~ 720th Military Police Battalion Reunion Association History Project ~
President Johnson's Funeral Security Detail
22-25 January 1973

   Yes, I did participate in the funeral detail for LBJ. I have a certificate somewhere that was given to all participants by the 5th Army Headquarters.

   To the best of my recollection, responding to provide security for LBJ's funeral had been an Operations-Plan that rested within the numerous contingencies and missions assigned to the Battalion.  As you well remember, our involvement in Viet Nam was still a sour note to many American's.  Fears of demonstrations and civil disobedience was an ever present threat, especially when an event involved the architect for the unpopular war.  A funeral for an American President, or Ex-President for that matter,  would not have been a task that you would under normal circumstances, assign to the faint of heart.  Another fear was the appearance of the infamous "Streaker's" dashing at the most inopportune moment such as the play of Hail to the Chief.  The concerns were many, in addition to traffic control in some areas of Austin where the funeral took place.

   As a matter of SOP, the Battalion kept an Alert Force confined to the Barracks at Fort Hood, ready to respond to unusual enforcement problems.  This Alert Force was comprised of a reinforced platoon on a rotational basis within the three Battalion line companies.  The Alert Force was activated by the Provost Marshal Duty Officer.  In the case of the LBJ funeral, the Alert Force was the first responders.

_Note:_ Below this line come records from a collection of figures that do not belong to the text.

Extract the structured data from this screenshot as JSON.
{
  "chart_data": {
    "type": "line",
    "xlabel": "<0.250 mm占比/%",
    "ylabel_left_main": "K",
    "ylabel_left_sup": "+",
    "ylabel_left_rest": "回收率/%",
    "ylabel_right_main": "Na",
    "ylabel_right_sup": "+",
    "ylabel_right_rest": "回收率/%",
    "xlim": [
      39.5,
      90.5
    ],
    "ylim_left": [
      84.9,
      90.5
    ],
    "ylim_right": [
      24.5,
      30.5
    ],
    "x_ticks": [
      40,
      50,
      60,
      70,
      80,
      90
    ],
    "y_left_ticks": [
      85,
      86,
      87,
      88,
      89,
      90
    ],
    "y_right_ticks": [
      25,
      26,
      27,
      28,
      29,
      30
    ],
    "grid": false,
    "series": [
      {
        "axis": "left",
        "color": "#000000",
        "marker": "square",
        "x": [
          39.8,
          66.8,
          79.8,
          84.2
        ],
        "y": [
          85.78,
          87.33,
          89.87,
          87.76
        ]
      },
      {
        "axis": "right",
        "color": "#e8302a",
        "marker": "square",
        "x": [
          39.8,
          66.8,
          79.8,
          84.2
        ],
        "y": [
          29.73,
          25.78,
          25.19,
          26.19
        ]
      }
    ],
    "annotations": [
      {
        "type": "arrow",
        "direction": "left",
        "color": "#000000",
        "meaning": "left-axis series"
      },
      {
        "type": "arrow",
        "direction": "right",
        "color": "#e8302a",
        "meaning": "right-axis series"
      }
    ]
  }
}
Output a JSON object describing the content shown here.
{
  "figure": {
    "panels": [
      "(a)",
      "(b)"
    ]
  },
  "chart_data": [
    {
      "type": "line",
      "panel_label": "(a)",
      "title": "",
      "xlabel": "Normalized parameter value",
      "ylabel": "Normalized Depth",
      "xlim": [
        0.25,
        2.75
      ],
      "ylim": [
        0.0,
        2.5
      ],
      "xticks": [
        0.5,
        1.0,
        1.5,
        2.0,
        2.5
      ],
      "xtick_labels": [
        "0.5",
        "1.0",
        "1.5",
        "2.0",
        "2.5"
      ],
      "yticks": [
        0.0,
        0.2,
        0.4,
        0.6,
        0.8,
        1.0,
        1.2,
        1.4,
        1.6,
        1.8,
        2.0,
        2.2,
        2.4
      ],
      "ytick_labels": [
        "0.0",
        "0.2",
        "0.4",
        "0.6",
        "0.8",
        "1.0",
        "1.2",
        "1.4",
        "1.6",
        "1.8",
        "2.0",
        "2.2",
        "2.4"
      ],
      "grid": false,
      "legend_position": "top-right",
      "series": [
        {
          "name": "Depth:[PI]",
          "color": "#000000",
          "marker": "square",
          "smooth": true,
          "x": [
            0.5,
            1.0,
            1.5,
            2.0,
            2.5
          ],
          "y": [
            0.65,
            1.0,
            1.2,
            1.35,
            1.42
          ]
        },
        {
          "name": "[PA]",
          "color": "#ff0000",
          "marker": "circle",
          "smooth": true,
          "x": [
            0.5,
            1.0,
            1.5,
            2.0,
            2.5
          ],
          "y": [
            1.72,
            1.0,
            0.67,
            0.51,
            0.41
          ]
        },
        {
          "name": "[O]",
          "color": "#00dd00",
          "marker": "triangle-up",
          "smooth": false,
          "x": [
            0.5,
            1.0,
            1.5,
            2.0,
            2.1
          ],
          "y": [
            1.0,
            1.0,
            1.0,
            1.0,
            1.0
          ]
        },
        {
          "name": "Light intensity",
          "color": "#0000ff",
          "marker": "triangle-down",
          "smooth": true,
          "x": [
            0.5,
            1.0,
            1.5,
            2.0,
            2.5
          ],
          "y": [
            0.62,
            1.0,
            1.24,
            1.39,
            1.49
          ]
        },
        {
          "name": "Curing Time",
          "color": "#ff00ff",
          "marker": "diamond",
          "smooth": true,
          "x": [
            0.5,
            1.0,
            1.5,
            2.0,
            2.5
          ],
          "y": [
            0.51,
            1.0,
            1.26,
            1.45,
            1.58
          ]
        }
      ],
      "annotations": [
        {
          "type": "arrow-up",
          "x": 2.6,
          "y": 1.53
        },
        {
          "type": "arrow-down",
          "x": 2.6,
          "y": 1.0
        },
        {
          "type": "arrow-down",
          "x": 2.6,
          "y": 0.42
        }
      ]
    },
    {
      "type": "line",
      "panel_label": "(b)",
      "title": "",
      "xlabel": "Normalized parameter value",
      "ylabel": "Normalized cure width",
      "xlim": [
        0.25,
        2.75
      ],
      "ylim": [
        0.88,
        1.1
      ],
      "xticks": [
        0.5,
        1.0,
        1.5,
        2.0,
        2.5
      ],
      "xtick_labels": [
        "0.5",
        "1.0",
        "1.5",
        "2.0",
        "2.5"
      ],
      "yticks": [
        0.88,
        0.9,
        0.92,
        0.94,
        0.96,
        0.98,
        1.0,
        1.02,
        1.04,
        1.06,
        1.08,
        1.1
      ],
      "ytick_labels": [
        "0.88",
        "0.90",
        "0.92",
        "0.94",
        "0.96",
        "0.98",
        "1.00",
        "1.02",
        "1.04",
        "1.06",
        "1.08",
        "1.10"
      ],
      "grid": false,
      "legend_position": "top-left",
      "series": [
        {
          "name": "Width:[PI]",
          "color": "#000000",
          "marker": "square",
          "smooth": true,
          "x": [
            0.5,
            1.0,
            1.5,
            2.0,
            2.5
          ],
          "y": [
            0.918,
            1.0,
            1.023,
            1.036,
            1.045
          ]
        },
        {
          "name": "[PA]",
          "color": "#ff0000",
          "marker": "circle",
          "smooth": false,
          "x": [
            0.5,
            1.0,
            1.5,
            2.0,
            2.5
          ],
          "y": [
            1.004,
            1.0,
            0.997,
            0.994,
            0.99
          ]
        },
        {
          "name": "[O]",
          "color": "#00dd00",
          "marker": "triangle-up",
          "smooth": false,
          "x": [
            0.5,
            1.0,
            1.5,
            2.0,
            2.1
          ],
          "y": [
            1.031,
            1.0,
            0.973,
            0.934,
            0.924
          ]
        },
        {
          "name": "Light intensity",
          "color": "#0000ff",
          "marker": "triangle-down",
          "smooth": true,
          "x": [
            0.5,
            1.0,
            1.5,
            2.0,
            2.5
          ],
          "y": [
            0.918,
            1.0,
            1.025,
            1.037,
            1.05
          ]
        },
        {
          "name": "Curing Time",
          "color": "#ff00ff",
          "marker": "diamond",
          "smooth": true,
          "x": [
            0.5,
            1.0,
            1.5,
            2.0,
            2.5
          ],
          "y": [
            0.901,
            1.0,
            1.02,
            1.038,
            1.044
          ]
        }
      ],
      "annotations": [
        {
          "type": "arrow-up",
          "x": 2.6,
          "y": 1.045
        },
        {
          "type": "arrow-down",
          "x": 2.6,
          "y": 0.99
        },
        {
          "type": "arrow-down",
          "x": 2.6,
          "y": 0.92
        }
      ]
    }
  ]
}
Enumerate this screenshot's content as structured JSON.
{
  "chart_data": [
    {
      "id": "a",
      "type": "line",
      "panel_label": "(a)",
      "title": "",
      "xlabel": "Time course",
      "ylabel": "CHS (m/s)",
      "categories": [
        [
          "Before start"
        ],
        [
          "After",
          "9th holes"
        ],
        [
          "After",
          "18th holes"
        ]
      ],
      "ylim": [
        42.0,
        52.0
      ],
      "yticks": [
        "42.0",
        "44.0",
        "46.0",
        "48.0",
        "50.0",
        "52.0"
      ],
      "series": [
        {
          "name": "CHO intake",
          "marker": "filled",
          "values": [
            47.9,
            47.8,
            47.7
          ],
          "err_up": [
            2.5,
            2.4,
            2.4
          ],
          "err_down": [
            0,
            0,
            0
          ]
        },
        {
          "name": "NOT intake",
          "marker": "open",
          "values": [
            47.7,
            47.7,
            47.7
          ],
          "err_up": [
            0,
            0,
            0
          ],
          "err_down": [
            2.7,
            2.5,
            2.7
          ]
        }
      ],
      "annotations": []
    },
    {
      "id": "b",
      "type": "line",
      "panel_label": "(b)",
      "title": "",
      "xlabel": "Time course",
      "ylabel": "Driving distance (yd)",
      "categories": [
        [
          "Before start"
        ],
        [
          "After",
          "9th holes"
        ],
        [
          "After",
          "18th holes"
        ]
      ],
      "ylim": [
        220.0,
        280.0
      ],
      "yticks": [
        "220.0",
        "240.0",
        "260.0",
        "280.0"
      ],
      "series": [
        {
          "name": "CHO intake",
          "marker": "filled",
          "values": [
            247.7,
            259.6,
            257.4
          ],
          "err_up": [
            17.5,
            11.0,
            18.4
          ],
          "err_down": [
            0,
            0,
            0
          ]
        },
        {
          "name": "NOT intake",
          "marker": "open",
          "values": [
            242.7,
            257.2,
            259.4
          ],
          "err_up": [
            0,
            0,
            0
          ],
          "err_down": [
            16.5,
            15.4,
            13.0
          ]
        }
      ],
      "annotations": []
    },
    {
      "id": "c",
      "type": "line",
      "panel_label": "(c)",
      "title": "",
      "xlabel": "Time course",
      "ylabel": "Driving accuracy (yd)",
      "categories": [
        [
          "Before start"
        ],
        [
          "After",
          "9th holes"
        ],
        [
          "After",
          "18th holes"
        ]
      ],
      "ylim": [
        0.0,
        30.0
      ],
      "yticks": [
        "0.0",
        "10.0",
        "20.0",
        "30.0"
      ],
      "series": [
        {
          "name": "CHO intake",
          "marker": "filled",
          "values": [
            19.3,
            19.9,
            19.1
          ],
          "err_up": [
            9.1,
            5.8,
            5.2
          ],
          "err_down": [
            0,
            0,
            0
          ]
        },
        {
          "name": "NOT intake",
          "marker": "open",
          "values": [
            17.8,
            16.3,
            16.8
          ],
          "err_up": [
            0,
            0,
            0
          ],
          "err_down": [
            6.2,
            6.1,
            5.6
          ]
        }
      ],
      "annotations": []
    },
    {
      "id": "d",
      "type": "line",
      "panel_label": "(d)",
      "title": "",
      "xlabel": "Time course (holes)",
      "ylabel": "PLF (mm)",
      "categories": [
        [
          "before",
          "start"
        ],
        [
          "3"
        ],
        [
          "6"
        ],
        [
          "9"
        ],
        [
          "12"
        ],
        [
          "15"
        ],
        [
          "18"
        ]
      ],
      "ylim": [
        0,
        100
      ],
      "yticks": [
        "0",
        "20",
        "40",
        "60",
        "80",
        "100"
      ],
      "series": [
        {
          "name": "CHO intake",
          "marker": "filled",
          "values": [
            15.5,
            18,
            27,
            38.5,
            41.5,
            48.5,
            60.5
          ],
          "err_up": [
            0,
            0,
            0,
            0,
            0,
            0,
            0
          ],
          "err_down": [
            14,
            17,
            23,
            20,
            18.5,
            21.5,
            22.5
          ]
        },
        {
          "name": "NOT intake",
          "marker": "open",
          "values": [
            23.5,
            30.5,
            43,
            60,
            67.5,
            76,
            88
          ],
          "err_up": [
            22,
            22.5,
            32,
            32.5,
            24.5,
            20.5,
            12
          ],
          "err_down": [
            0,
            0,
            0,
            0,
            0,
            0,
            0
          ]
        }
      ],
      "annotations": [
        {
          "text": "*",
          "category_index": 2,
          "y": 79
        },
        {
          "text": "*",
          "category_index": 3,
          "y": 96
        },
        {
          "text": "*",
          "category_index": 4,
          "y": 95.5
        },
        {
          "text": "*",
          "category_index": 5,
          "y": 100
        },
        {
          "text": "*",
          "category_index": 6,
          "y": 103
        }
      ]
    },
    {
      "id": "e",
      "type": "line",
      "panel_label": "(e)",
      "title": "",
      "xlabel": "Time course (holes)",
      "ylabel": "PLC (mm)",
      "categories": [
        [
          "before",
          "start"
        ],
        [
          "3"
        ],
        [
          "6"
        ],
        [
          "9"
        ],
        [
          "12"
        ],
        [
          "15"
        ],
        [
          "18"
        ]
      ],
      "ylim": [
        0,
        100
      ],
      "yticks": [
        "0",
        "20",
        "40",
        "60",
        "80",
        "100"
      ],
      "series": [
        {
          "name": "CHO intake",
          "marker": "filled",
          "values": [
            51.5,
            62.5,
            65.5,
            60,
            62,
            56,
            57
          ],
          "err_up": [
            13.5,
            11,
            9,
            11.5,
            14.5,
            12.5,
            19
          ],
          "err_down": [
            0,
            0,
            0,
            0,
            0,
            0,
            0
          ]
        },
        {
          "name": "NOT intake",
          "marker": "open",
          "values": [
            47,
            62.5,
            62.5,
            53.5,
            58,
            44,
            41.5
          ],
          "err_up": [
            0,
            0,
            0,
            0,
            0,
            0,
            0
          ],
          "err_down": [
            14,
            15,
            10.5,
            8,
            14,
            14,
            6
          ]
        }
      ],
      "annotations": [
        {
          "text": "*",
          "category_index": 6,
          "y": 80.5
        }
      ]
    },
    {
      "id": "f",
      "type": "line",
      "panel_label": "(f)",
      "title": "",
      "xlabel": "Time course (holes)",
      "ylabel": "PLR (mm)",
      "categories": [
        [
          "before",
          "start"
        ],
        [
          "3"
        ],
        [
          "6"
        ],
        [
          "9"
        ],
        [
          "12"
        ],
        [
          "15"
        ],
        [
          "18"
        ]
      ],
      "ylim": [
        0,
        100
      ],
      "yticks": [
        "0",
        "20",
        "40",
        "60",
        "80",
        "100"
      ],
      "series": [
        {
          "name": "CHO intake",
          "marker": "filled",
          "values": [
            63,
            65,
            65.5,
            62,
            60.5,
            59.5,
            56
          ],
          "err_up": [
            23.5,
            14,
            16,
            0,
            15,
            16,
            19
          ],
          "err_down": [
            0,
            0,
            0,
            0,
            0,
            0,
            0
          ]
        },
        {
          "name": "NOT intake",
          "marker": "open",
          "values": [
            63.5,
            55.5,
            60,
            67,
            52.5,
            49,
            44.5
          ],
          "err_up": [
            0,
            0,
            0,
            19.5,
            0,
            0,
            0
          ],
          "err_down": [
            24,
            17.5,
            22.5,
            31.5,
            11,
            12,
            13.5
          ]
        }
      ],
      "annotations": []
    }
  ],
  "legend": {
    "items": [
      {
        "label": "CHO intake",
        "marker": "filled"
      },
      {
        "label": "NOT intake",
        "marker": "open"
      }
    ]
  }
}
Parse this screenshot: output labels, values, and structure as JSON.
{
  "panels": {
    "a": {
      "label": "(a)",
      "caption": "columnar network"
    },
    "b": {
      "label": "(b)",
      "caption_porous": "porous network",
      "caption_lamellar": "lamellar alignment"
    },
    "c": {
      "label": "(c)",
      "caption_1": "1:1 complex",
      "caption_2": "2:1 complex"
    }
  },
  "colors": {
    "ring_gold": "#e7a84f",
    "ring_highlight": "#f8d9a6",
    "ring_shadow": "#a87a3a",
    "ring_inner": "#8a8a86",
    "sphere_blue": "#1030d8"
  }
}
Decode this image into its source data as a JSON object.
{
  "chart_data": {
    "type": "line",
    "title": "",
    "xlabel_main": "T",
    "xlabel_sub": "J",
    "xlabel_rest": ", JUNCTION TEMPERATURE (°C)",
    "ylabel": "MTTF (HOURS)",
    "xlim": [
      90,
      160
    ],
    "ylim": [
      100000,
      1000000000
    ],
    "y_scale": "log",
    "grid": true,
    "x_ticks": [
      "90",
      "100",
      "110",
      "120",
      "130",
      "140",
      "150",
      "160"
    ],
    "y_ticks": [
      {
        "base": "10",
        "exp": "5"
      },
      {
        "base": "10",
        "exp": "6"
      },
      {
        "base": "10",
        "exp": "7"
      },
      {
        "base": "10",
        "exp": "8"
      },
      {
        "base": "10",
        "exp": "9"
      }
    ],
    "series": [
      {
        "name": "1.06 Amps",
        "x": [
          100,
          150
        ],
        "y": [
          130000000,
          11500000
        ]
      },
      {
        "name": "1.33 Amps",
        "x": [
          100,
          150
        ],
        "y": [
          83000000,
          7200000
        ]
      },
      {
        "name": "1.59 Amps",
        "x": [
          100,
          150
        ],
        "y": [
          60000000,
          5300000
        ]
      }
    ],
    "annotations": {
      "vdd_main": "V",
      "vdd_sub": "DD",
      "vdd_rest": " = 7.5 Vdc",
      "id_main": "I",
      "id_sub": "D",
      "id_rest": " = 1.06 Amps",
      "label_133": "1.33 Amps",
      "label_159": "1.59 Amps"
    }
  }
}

   Again, to the best of my recollection, the 401st and the 411th MP Companies were ordered to leave Fort Hood late at night on the 22nd day of January.  To the credit of the members of the Battalion the confusion associated with any sudden deployment, was minimal. It was a miserable trip, cold and wet in those M151 Jeep's without heaters. The drivers wore woolen blankets and passengers were wrapped up in the good old mountain sleeping bags.

   At the time, my driver was SP/4 Buddy Murphy and SP/4 Camp traveled with us.  We arrived in Austin, Texas sometime past midnight in the early morning hours of the 23rd.  The 401st was quartered at Camp Mabry, Austin.  Camp Mabry is a Texas National Guard Armory and Headquarters for this organization. We were assigned to use the Officers Candidates School barracks for sleeping quarters and Command Post. I can not recall where the 410th and 411th MP Companies were.

   What I do remember was that the most fortunate tried to get some sleep as soon as we got to Camp Mabry, and the less fortunate were immediately deployed to perform other security duties.

   I know that as an NCO, I spent lots of time scheduling personnel and insuring that this event went as smooth as possible. I do remember having to send an eight men detail to the LBJ Memorial Library in Austin in Class A uniform to perform some Honor Guard duty. The weather was simply miserable as is typical of Texas during this time of the year. I do remember that at one point, the 411th MP Company was assigned to perform security duties inside the LBJ Ranch near Johnson City. I was informed that a Deuce-and-a-Half loaded with MPs went in the water, when one of the bridges inside the ranch collapsed as they were crossing over it. I do not remember the extend of their injuries, if any, since we were far from them in Austin.

   On the last day of the events, CPT Charles Buerschinger with a couple of platoons of MPs in full riot gear and I deployed in buses to LBJ’s final resting place near an old oak tree in the ranch cemetery on Highway 290. We stayed in the buses at a discreet distance monitoring the event. Then we were assigned to Bergstrom Air Force Base in Austin, placing traffic control points along the way. We stayed there for a few hours as a security reaction force until LBJ’s family and the other dignitaries departed. We then returned to Fort Hood to business as usual.

   The success of this mission reflected the competence and dedication to duty exhibited by our fine Officers, NCO’s and soldiers of the 720th MP Battalion of that era.

   SSG Fred “Scooby” Stevens, 401st MP Company, 720th MP Battalion, III Corps, 5th Army, Fort Hood, Texas, August1972- October 1974.